Super Mario considerato da molti il gioco più importante di tutti i tempi; la rivista IGN lo ha messo al primo posto nella classifica dei migliori giochi di tutti i tempi. È stato poi rivoluzionario nel definire i canoni di quello che per molti anni resterà il genere predominante e che ancora oggi ha una grandissima importanza nel mercato: quello dei platform.

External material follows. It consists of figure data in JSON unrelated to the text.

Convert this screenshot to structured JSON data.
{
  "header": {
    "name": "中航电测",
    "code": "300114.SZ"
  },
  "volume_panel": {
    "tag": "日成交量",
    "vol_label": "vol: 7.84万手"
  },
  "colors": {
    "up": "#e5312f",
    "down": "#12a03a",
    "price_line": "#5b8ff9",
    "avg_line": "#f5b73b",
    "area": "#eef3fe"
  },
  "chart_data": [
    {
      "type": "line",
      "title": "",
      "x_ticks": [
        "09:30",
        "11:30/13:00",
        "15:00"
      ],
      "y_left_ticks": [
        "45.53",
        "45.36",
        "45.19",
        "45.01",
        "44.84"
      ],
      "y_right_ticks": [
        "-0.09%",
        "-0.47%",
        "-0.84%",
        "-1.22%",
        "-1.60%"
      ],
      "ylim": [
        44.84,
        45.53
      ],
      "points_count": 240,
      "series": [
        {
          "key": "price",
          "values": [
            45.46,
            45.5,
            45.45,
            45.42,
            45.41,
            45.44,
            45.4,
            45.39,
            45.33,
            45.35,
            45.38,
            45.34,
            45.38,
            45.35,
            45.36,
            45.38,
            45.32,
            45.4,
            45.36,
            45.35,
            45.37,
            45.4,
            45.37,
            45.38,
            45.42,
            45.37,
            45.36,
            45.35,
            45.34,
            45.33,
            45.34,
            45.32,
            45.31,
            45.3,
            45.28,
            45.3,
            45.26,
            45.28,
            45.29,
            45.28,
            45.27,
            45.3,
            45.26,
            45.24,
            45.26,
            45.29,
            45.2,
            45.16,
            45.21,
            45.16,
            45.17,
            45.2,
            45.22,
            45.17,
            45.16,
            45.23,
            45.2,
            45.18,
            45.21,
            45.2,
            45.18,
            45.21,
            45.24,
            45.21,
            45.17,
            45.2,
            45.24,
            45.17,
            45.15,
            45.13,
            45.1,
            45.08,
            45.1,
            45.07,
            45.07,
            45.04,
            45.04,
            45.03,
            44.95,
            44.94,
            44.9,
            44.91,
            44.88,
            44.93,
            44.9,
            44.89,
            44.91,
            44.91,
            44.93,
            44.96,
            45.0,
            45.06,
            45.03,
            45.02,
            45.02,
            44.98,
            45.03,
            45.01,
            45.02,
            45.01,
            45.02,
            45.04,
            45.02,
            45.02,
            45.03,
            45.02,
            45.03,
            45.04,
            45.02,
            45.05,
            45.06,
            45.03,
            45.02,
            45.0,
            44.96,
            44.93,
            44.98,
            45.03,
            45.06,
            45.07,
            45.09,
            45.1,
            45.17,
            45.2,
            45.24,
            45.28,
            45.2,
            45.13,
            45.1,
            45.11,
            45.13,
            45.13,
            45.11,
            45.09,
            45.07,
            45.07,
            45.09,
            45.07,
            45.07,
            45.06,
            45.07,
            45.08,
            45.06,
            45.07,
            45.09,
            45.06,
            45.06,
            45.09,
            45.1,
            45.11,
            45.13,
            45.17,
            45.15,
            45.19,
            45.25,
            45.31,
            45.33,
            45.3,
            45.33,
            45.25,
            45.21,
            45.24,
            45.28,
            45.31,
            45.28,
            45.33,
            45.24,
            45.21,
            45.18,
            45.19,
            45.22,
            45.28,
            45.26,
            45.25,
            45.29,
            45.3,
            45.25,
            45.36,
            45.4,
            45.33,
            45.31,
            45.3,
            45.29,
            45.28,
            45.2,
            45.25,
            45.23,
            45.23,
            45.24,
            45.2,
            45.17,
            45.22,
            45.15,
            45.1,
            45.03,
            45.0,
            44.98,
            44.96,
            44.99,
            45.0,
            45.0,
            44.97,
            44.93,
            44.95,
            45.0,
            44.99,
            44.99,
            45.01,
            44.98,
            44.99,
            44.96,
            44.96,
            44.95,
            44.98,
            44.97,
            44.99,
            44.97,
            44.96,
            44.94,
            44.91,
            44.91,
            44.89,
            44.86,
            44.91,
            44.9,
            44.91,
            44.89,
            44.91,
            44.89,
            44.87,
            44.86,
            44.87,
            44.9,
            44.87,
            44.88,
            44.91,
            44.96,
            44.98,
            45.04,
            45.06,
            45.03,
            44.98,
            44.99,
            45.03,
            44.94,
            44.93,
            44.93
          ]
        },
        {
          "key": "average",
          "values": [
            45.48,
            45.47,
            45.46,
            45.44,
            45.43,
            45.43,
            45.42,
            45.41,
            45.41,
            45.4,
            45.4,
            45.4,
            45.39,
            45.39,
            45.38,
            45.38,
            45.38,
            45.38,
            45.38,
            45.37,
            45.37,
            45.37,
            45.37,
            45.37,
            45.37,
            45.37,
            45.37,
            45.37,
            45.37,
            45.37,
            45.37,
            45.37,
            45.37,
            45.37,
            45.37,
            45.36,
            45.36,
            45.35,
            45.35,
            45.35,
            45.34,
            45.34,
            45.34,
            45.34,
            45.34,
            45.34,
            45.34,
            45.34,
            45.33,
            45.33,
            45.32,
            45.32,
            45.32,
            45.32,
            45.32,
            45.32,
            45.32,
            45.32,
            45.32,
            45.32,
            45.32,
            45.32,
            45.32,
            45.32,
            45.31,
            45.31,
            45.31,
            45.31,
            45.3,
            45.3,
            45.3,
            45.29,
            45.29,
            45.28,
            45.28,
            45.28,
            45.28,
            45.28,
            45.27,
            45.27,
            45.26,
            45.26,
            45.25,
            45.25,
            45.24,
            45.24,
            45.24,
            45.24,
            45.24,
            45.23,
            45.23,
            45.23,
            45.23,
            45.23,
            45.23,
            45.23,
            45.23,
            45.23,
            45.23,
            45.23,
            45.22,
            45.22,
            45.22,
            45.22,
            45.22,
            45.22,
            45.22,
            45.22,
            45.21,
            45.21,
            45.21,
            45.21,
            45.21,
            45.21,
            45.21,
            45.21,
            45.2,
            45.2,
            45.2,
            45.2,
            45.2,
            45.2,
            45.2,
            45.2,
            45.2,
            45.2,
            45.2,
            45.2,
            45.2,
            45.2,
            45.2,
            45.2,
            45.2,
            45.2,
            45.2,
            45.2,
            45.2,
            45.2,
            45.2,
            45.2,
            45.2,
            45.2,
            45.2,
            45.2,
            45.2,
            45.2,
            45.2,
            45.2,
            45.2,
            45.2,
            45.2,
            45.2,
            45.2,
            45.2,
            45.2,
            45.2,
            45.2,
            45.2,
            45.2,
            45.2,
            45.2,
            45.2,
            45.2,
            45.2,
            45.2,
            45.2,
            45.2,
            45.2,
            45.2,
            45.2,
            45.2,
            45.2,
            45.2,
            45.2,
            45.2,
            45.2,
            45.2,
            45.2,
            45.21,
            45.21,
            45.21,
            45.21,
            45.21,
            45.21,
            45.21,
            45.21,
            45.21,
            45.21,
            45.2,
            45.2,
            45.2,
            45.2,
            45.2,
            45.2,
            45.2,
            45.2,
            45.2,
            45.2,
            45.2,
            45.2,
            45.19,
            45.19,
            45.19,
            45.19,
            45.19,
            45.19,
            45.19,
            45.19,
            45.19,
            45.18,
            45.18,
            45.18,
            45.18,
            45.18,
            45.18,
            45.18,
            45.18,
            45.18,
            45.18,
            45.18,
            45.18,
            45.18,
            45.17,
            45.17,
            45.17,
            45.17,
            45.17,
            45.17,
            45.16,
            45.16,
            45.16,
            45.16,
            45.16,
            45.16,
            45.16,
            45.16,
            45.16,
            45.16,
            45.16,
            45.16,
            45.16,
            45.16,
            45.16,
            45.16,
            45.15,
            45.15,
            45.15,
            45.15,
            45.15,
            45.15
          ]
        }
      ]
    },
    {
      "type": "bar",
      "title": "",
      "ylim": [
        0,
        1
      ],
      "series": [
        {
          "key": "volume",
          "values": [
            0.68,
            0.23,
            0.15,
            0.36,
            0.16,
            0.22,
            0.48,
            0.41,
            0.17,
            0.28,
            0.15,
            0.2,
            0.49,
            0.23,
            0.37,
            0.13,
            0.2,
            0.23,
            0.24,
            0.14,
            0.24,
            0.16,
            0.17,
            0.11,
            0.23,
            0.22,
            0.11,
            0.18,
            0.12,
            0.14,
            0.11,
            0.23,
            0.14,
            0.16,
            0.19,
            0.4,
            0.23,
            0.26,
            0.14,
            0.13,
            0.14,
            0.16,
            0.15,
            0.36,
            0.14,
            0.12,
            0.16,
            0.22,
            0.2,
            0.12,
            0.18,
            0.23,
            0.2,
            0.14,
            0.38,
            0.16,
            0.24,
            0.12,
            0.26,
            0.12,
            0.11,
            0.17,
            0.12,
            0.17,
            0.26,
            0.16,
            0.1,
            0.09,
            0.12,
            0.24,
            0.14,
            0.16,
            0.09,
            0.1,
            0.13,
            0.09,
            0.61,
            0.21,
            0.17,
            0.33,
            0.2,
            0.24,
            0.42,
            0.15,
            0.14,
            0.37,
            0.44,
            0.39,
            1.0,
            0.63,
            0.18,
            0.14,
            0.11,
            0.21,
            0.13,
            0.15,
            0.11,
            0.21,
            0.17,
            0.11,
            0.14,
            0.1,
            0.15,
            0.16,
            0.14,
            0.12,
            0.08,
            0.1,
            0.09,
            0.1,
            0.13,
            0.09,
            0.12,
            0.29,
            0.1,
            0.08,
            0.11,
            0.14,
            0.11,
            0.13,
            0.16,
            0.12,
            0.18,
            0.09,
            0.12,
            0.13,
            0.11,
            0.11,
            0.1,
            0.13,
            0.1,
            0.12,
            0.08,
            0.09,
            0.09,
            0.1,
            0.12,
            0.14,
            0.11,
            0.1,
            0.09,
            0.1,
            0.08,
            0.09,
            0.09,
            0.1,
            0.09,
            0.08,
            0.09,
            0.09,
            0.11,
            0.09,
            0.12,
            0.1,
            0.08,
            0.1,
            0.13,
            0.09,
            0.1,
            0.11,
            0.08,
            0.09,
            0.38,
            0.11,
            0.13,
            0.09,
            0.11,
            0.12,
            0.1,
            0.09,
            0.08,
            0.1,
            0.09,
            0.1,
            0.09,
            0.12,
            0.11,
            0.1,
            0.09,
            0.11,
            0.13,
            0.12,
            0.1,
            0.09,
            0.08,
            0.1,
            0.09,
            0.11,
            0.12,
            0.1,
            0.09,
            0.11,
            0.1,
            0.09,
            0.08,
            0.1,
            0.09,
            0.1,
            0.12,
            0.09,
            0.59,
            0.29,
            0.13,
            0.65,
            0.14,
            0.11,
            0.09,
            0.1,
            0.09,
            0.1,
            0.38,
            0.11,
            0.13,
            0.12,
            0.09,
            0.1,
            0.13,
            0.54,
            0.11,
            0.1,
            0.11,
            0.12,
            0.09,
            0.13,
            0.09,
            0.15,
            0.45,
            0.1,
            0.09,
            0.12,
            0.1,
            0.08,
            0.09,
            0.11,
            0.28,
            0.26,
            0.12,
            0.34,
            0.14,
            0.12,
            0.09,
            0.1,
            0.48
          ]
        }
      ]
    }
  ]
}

Se avete un Wii o un 3DS potete scaricarlo a pochi spiccioli dal canale Wii Shop o dall’eShop, e, fidatevi, ne vale la pena. In alternativa, nel 2010, in occasione del 25esimo anniversario di questo titolo, è stata pubblicata, sempre per Wii, una raccolta intitolata “Super Mario All-Stars” (che, ad essere precisi, è una riedizione di una raccolta già uscita per SNES) che contiene, oltre ad un CD con alcuni dei brani più famosi della serie Super Mario, tutti e quattro i giochi delal serie “Super Mario Bros.” per NES. Quattro perché di Super Mario Bros. 2 esistono  due versioni: quella americana, che viene comunemente denominata Super Mario Bros. 2, e che sarebbe in realtà un remake di un gioco giapponese chiamato “Doki Doki Panic”, in cui i personaggi principali sono sostituiti da Mario, Luigi, Toad e Peach; e quella giapponese che, essendo sostanzialmente una versione del primo Super Mario Bros. con livelli ampliati e con una difficoltà decisamente superiore, viene ufficialmente chiamata “Super Mario Bros. – The Lost Levels”. A questo punto non mi resta che spendere due parole su Super Mario Bros. 3: questo titolo viene generalmente ritenuto uno dei migliori giochi di Mario di sempre, introduce numerosi nuovi power-up, piattaforme e livelli molto innovativi, una grande varietà di nemici… insomma, è un capolavoro, ed è assolutamente da giocare, anche più del primo Super Mario Bros.

Con questo si conclude questo episodio particolarmente lungo di Gaming History. Alla prossima!